The title’s drawn from a Biblical verse, but the story is diabolical. Locusts centres on Stephen, a gay man well into middle age, who’s happily engaged to his partner Jeff and seems to be surrounded by supportive friends. But there’s a shadow in his past, a terrible wrong he once suffered from a man he both trusted and revered. And now, like a spectre, that figure’s returned – with no conception of the wickedness of what he has done.

Ian Tucker-Bell and Garth McLean’s script is delicately crafted, setting up questions and holding back answers, capturing our interest from beginning to end. But it isn’t a spoiler to reveal the main theme: so-called “conversion therapy”, the misguided belief that people like Stephen can be “cured” of their sexual orientation, either through pseudo-science or by an intervention from God. As a young man, Stephen belonged to an evangelical church, and came to believe his growing sexual feelings were a terrible sin. We learn what happened next – and the hidden harm it’s done to Stephen – as he confronts his memories, with the tender support of his partner and his friends.
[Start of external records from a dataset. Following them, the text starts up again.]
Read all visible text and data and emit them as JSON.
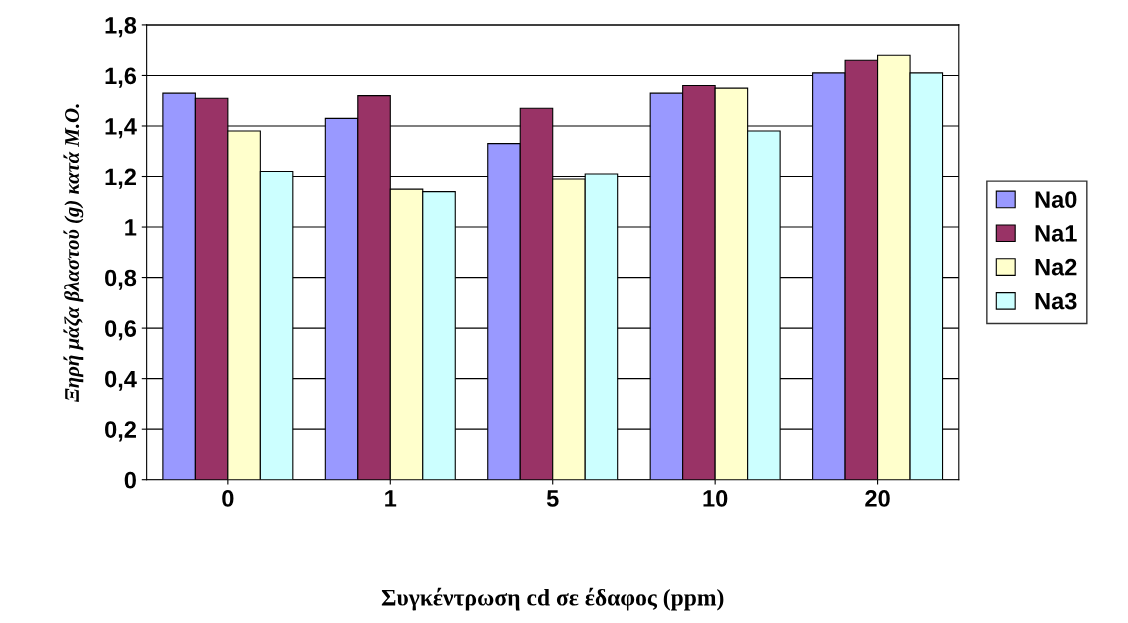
{
  "chart_data": {
    "type": "bar",
    "categories": [
      "0",
      "1",
      "5",
      "10",
      "20"
    ],
    "series": [
      {
        "name": "Na0",
        "color": "#9999ff",
        "values": [
          1.53,
          1.43,
          1.33,
          1.53,
          1.61
        ]
      },
      {
        "name": "Na1",
        "color": "#993366",
        "values": [
          1.51,
          1.52,
          1.47,
          1.56,
          1.66
        ]
      },
      {
        "name": "Na2",
        "color": "#ffffcc",
        "values": [
          1.38,
          1.15,
          1.19,
          1.55,
          1.68
        ]
      },
      {
        "name": "Na3",
        "color": "#ccffff",
        "values": [
          1.22,
          1.14,
          1.21,
          1.38,
          1.61
        ]
      }
    ],
    "xlabel": "Συγκέντρωση cd σε έδαφος (ppm)",
    "ylabel": "Ξηρή μάζα βλαστού (g) κατά Μ.Ο.",
    "ylim": [
      0,
      1.8
    ],
    "yticks": [
      0,
      {
        "value": 0.2,
        "label": "0,2"
      },
      {
        "value": 0.4,
        "label": "0,4"
      },
      {
        "value": 0.6,
        "label": "0,6"
      },
      {
        "value": 0.8,
        "label": "0,8"
      },
      1,
      {
        "value": 1.2,
        "label": "1,2"
      },
      {
        "value": 1.4,
        "label": "1,4"
      },
      {
        "value": 1.6,
        "label": "1,6"
      },
      {
        "value": 1.8,
        "label": "1,8"
      }
    ],
    "grid": "y",
    "legend": "right"
  }
}
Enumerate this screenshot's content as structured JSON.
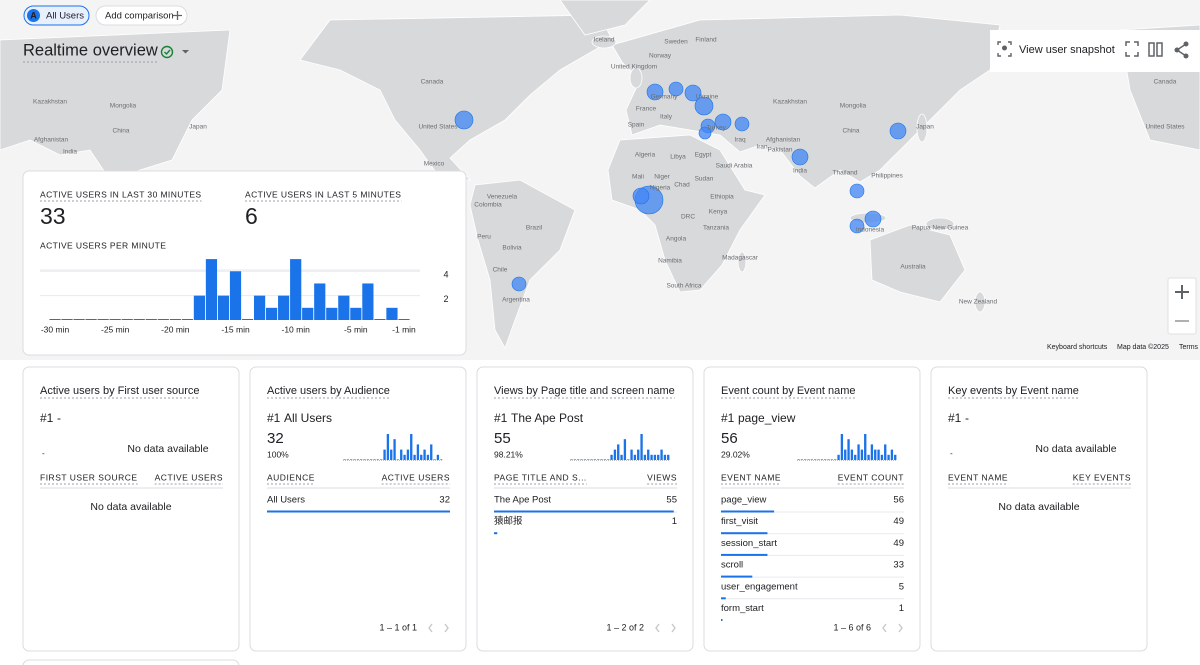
{
  "top_bar": {
    "segment_letter": "A",
    "segment": "All Users",
    "add_comparison": "Add comparison"
  },
  "header": {
    "title": "Realtime overview",
    "snapshot": "View user snapshot"
  },
  "map": {
    "labels": [
      "Iceland",
      "Sweden",
      "Finland",
      "Norway",
      "United Kingdom",
      "Germany",
      "Ukraine",
      "France",
      "Italy",
      "Spain",
      "Turkey",
      "Algeria",
      "Libya",
      "Egypt",
      "Iraq",
      "Iran",
      "Saudi Arabia",
      "Mali",
      "Niger",
      "Chad",
      "Sudan",
      "Nigeria",
      "Ethiopia",
      "DRC",
      "Kenya",
      "Tanzania",
      "Angola",
      "Namibia",
      "South Africa",
      "Madagascar",
      "Canada",
      "United States",
      "Mexico",
      "Venezuela",
      "Colombia",
      "Peru",
      "Brazil",
      "Bolivia",
      "Chile",
      "Argentina",
      "Kazakhstan",
      "Mongolia",
      "China",
      "Japan",
      "India",
      "Pakistan",
      "Afghanistan",
      "Thailand",
      "Indonesia",
      "Papua New Guinea",
      "Australia",
      "New Zealand",
      "Philippines",
      "Kazakhstan",
      "Mongolia",
      "China",
      "Japan",
      "Afghanistan",
      "India",
      "Canada",
      "United States"
    ],
    "footer": [
      "Keyboard shortcuts",
      "Map data ©2025",
      "Terms"
    ]
  },
  "summary": {
    "metric_30_label": "ACTIVE USERS IN LAST 30 MINUTES",
    "metric_30_value": 33,
    "metric_5_label": "ACTIVE USERS IN LAST 5 MINUTES",
    "metric_5_value": 6,
    "chart_label": "ACTIVE USERS PER MINUTE",
    "chart_data": {
      "type": "bar",
      "x": [
        -30,
        -29,
        -28,
        -27,
        -26,
        -25,
        -24,
        -23,
        -22,
        -21,
        -20,
        -19,
        -18,
        -17,
        -16,
        -15,
        -14,
        -13,
        -12,
        -11,
        -10,
        -9,
        -8,
        -7,
        -6,
        -5,
        -4,
        -3,
        -2,
        -1
      ],
      "values": [
        0,
        0,
        0,
        0,
        0,
        0,
        0,
        0,
        0,
        0,
        0,
        0,
        2,
        5,
        2,
        4,
        0,
        2,
        1,
        2,
        5,
        1,
        3,
        1,
        2,
        1,
        3,
        0,
        1,
        0
      ],
      "color": "#1a73e8",
      "xlim": [
        -30.5,
        -0.5
      ],
      "xticks": [
        {
          "value": -30,
          "label": "-30 min"
        },
        {
          "value": -25,
          "label": "-25 min"
        },
        {
          "value": -20,
          "label": "-20 min"
        },
        {
          "value": -15,
          "label": "-15 min"
        },
        {
          "value": -10,
          "label": "-10 min"
        },
        {
          "value": -5,
          "label": "-5 min"
        },
        {
          "value": -1,
          "label": "-1 min"
        }
      ],
      "ylim": [
        0,
        5.5
      ],
      "yticks": [
        2,
        4
      ],
      "grid": true
    }
  },
  "cards": [
    {
      "title": "Active users by First user source",
      "rank": "#1",
      "item": "-",
      "dash": "-",
      "empty_text": "No data available",
      "columns": [
        "FIRST USER SOURCE",
        "ACTIVE USERS"
      ],
      "rows": [],
      "table_empty": "No data available"
    },
    {
      "title": "Active users by Audience",
      "rank": "#1",
      "item": "All Users",
      "value": 32,
      "percent": "100%",
      "spark": [
        0,
        0,
        0,
        0,
        0,
        0,
        0,
        0,
        0,
        0,
        0,
        0,
        2,
        5,
        2,
        4,
        0,
        2,
        1,
        2,
        5,
        1,
        3,
        1,
        2,
        1,
        3,
        0,
        1,
        0
      ],
      "columns": [
        "AUDIENCE",
        "ACTIVE USERS"
      ],
      "rows": [
        [
          "All Users",
          32
        ]
      ],
      "pagination": "1 – 1 of 1"
    },
    {
      "title": "Views by Page title and screen name",
      "rank": "#1",
      "item": "The Ape Post",
      "value": 55,
      "percent": "98.21%",
      "spark": [
        0,
        0,
        0,
        0,
        0,
        0,
        0,
        0,
        0,
        0,
        0,
        0,
        1,
        2,
        3,
        1,
        4,
        0,
        2,
        1,
        2,
        5,
        1,
        2,
        1,
        1,
        1,
        2,
        1,
        1
      ],
      "columns": [
        "PAGE TITLE AND S...",
        "VIEWS"
      ],
      "rows": [
        [
          "The Ape Post",
          55
        ],
        [
          "猿邮报",
          1
        ]
      ],
      "pagination": "1 – 2 of 2"
    },
    {
      "title": "Event count by Event name",
      "rank": "#1",
      "item": "page_view",
      "value": 56,
      "percent": "29.02%",
      "spark": [
        0,
        0,
        0,
        0,
        0,
        0,
        0,
        0,
        0,
        0,
        0,
        0,
        1,
        5,
        2,
        4,
        2,
        1,
        3,
        2,
        5,
        1,
        3,
        2,
        2,
        1,
        3,
        1,
        2,
        1
      ],
      "columns": [
        "EVENT NAME",
        "EVENT COUNT"
      ],
      "rows": [
        [
          "page_view",
          56
        ],
        [
          "first_visit",
          49
        ],
        [
          "session_start",
          49
        ],
        [
          "scroll",
          33
        ],
        [
          "user_engagement",
          5
        ],
        [
          "form_start",
          1
        ]
      ],
      "pagination": "1 – 6 of 6"
    },
    {
      "title": "Key events by Event name",
      "rank": "#1",
      "item": "-",
      "dash": "-",
      "empty_text": "No data available",
      "columns": [
        "EVENT NAME",
        "KEY EVENTS"
      ],
      "rows": [],
      "table_empty": "No data available"
    }
  ]
}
Tucker-Bell appears as Stephen, and his performance is outstanding: understated, nuanced, and profoundly touching. When he’s in his former pastor’s presence, even after all these years, we witness a sudden loss of confidence – see remembered shame in his downcast eyes. Playing the pastor, Nick Blessley projects a kind of banal malevolence, charismatic but unremarkable at the same time. Yet we’re invited, if not to sympathise, at least to understand him; the rigid beliefs that once ensnared Stephen have him in their clutches, too.

Stephen’s partner Jeff (Pierse Stevens) has a poignant and important story as well, a family hurt that’s cast its own long shadow, born not from hostility or outright rejection but simply a refusal to engage with the truth. Completing the cast is Julie Flower as Sian, who speaks for the audience in her simple incredulity at what Stephen gradually reveals. And it’s all brought together by Phil Holden’s direction, which lends the staging quiet dynamism while keeping the storytelling crisp and clear.

What Locusts explains – so powerfully and so vitally – is that “conversion therapy” is a torture that works from within. Stephen was once a child of faith, a true believer not just in God’s grace but in the authority of religious leaders on Earth. So when his pastor promised that God would “cure” him, and when God did not deliver on that guarantee… we can only imagine how desolate and forsaken that made him feel. This talented company have gifted us the very best kind of activist theatre: the type that doesn’t shout its message, but reveals, informs, and guides us back into the light.